$10 for a 35-70 2.8D?!?!?!!?!?
FUUUUUUUUU......
I'm not sure how attached you are to your 28D, but you could probably
ebay it and get the 24G and pocket some change. The 24G on the D700 is just incredible.
I've heard the 35 f1.4ais is pretty funky towards the sides on FX, never used one in person, but have heard alot of mixed reviews. many say it's amazing, but soft wide open and has about the worst coma you can imagine outside the DX frame.
I owned the 20-35 2.8 for 2 weeks, it's OK on a D700. There's alot of CA that never goes away, and never gets sharp in the corners. However distortion at 20mm is almost non-existent. I never was able to get a good jive with it, which is why i sold it.

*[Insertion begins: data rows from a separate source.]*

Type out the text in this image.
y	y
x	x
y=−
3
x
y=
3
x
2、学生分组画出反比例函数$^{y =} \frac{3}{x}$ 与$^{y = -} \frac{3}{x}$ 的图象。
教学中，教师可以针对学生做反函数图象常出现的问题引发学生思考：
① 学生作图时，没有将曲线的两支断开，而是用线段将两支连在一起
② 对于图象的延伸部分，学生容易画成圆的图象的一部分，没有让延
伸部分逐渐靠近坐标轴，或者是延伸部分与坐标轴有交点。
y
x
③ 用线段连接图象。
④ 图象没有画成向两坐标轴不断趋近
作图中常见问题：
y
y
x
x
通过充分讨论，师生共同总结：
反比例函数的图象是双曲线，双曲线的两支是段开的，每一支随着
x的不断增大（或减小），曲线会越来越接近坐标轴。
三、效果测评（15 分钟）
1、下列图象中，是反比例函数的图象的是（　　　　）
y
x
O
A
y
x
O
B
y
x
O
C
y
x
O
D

I used to own the 35-70 2.8, i've never used it on FF digital, but i have a friend who owns it and likes it.
The 85 1.4D is soft towards the sides and the corners never really get
sharp when stopped down. Beautiful lens for portraits though, on FF and the closer working distances it just obliterates the backgrounds.

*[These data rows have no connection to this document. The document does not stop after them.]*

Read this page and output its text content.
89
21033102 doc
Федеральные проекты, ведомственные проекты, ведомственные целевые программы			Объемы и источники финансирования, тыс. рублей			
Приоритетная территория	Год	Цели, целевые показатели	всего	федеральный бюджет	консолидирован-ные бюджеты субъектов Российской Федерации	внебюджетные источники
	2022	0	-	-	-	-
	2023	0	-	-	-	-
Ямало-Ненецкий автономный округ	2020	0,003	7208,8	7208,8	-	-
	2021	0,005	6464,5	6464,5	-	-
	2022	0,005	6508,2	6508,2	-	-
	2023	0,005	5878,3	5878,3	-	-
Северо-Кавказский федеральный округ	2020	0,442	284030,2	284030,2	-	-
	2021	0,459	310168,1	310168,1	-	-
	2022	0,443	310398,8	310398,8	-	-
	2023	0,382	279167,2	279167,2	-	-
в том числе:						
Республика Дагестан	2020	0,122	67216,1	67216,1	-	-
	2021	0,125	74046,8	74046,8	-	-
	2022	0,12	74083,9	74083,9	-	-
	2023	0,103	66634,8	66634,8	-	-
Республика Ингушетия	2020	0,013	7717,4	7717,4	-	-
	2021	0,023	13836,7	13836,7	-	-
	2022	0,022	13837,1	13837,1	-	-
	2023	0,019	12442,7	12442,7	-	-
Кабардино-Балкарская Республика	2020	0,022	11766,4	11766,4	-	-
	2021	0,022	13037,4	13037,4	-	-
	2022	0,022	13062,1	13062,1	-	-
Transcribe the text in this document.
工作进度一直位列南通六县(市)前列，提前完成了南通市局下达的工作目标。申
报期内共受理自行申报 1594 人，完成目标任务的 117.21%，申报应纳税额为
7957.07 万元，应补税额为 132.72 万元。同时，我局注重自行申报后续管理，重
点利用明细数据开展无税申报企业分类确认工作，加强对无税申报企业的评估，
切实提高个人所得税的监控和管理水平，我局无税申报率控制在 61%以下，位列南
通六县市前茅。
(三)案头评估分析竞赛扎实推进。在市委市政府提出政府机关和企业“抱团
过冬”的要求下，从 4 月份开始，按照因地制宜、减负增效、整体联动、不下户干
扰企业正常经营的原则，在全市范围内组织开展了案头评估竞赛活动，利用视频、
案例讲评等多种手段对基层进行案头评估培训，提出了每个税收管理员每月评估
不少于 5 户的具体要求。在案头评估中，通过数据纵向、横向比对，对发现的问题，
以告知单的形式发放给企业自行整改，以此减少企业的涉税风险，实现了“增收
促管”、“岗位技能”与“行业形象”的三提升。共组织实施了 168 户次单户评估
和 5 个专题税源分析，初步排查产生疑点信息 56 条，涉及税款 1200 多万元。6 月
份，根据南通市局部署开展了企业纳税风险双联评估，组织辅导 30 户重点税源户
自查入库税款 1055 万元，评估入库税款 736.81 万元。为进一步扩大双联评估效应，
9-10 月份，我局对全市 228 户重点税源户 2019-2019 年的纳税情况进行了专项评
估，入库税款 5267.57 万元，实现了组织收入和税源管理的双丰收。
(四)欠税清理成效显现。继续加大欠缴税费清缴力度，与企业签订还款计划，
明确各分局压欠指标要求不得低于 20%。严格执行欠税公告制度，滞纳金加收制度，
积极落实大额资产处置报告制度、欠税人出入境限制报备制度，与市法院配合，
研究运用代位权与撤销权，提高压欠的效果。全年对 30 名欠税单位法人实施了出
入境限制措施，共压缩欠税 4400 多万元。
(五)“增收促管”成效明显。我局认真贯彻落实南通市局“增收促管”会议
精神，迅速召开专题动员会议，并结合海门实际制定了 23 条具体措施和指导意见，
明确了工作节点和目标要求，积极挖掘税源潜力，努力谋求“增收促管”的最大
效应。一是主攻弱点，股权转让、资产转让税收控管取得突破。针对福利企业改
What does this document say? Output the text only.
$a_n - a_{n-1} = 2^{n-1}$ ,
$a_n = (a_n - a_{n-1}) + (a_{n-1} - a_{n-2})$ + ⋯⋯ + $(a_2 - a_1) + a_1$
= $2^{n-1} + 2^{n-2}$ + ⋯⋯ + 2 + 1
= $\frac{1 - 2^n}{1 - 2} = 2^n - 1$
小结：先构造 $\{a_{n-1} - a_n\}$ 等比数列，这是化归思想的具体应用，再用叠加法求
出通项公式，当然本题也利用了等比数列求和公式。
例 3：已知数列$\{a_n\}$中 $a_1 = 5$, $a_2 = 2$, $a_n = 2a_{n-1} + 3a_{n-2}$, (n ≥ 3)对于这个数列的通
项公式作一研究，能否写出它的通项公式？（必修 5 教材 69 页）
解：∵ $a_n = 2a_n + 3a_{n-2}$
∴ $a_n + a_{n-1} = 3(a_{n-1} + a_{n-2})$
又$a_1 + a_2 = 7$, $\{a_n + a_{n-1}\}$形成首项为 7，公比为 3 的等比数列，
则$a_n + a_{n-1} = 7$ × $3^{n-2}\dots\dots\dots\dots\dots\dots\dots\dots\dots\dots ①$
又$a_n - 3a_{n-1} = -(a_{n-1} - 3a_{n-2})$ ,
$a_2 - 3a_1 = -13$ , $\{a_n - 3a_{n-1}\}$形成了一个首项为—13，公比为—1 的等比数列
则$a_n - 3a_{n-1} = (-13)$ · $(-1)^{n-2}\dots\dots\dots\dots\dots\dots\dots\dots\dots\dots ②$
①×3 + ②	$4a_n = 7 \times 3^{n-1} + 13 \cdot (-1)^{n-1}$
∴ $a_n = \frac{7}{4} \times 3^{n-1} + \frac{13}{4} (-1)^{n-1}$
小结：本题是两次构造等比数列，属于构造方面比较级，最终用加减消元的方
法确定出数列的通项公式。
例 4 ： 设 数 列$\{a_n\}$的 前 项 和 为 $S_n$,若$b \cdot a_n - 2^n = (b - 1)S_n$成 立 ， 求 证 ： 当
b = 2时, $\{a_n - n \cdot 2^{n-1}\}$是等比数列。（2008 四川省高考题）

The 50 f/1.8 is pretty uninteresting compared to everything else. super sharp when stopped down, but soft wide open and has lousy bokeh.
Never used the 300mm.
The 70-200VR vignettes alot for how expensive it is and the corners only get OK at 200mm. Than again, who puts the subjects in the corners on a 200mm? this lens is awesome on FF.
The biggest thing you'll notice (besides noise and DR) is the D700's per-pixel output might be a little softer than the D200 and is
alot softer than the D70. The D70 has a very weak AA filter, the D700 is a bit too aggressive IMO. It initially threw me off when i first got mine (i upgraded from a D70). It will need more sharpening that what you might be accustomed to, which is sad because it brings up more noise. Luckily on the D700 you can stack 10 images at once in the camera making an ISO 3200 image clean and an ISO 200 image immaculate to the point where you can push the exposure in post by 3 stops and see almost no consequence.